The all-weather greenhouse at the top of the building. Photo: Matthew Scott

Spaces like this feel deliberately meditative - or as Dillon described the formation of the whole project, “deliberate and deliberated over”.

The psychogeography doesn’t stop there, with other features the casual passersby may glance over that may mean a better chance of healing for the people using the Mission’s services. There’s the near-constant use of large window panes in place of walls on the ground floor, creating an open space without concealed nooks or crannies - done so those struggling with PTSD or paranoia can keep a clear field of view all around them.

Newsroom wasn't able to get any of the new residents on record about their new situation, but it was clear that those walking through the doors were moved by what was on offer. Dillon said one of the biggest things was seeing people enter their own space for the first time when it may not have seemed like a possibility from the street.

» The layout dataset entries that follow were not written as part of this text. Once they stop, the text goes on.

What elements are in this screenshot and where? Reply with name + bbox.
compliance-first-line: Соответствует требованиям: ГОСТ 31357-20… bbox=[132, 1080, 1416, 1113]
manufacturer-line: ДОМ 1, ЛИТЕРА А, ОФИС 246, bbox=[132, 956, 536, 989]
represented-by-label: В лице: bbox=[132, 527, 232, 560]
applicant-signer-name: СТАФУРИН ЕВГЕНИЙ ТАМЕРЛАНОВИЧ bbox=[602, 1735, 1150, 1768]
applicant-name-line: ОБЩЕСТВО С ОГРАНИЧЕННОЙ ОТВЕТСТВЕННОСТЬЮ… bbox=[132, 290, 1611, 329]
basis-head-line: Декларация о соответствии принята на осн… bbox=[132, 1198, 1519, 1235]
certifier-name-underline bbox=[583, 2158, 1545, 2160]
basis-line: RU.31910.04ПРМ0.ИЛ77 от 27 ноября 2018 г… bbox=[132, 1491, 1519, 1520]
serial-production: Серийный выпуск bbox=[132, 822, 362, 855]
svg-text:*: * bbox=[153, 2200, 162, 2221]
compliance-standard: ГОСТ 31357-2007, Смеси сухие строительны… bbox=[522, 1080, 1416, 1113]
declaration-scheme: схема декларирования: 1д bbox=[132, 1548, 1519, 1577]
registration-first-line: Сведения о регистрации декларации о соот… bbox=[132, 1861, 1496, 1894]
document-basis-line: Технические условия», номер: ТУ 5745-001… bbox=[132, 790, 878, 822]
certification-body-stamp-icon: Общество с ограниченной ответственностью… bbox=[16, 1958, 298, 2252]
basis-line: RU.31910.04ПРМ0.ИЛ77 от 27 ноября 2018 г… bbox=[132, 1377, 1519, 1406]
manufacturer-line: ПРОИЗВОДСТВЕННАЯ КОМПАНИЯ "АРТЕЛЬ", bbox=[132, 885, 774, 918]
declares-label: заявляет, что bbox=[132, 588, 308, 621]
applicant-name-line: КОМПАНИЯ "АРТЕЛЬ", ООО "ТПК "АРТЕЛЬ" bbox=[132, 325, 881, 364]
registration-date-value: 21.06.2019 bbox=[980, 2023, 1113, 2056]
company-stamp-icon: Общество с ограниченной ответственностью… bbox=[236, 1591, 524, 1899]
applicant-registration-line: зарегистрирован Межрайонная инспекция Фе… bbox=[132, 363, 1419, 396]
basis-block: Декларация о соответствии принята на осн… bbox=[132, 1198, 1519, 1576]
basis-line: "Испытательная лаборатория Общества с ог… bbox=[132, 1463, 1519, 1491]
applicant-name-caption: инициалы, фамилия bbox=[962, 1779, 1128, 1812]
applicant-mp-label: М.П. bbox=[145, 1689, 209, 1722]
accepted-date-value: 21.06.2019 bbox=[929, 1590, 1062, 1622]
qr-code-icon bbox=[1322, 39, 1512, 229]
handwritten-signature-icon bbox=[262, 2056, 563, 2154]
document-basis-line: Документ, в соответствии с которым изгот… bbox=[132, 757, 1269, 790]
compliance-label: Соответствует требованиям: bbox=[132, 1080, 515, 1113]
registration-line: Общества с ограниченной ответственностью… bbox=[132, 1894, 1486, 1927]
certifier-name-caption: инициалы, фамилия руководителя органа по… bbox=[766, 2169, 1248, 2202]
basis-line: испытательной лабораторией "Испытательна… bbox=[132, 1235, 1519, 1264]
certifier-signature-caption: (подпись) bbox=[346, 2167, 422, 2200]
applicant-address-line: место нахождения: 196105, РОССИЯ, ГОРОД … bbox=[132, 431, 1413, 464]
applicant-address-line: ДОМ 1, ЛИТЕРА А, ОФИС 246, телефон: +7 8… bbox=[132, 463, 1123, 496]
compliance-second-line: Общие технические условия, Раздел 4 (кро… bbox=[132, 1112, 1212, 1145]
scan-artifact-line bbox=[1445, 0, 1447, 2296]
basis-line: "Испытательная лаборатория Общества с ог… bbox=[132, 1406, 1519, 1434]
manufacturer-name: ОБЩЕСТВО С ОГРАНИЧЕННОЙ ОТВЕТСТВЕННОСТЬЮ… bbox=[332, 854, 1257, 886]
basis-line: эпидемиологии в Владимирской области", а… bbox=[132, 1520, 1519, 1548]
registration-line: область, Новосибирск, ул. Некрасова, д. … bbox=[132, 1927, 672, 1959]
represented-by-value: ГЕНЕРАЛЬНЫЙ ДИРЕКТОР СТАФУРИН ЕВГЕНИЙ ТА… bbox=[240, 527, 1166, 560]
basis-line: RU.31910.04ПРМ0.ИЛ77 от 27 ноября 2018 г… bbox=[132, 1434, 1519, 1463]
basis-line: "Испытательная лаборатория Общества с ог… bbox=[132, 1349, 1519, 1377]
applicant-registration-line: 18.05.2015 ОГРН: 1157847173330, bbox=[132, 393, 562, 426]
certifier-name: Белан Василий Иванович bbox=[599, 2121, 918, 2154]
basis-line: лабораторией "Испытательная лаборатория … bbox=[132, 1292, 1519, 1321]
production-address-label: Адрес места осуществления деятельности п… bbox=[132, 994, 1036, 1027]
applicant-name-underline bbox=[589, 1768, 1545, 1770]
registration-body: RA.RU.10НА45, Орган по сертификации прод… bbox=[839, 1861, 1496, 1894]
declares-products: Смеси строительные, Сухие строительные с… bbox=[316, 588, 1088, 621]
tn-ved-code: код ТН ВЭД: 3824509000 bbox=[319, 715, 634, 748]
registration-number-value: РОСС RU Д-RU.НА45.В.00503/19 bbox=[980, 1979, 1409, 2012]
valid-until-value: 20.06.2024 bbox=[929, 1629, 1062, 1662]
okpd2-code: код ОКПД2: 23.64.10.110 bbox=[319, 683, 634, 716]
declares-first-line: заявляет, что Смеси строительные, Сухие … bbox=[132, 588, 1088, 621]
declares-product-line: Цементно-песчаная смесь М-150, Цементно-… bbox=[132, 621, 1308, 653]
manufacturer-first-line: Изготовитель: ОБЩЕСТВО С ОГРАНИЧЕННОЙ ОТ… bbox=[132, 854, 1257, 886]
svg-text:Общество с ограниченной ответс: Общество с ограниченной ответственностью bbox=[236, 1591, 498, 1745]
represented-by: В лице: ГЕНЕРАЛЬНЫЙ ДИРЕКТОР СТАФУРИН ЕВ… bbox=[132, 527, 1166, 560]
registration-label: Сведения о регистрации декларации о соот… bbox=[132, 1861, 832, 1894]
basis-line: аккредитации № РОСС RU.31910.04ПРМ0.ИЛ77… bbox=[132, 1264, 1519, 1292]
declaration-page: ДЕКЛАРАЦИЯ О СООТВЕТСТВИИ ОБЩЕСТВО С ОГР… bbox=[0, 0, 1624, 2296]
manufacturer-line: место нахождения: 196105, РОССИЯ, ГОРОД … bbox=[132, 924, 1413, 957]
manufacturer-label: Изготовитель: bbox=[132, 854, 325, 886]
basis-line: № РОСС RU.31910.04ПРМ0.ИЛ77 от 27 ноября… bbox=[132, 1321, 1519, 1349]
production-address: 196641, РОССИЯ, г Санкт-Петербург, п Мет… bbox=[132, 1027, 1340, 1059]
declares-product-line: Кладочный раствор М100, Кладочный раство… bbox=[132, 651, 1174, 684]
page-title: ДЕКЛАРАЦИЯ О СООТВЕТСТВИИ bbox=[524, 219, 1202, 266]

“It’s a big change,” she said. “Just to hear someone in their late 60s say I never thought I’d have a home again… then to hear conversations where residents are sharing recipes, or asking each other where to buy tea bags. There’s a huge sense of pride.”

Dillon stressed the facility was there because of Aucklanders helping out, and said it was meant to be a part of the city that was open to everybody, with the the central laneway open for use as a public thoroughfare for anybody heading from Federal Street up to Hobson.

"We want to invite everyone to come and see it," she said.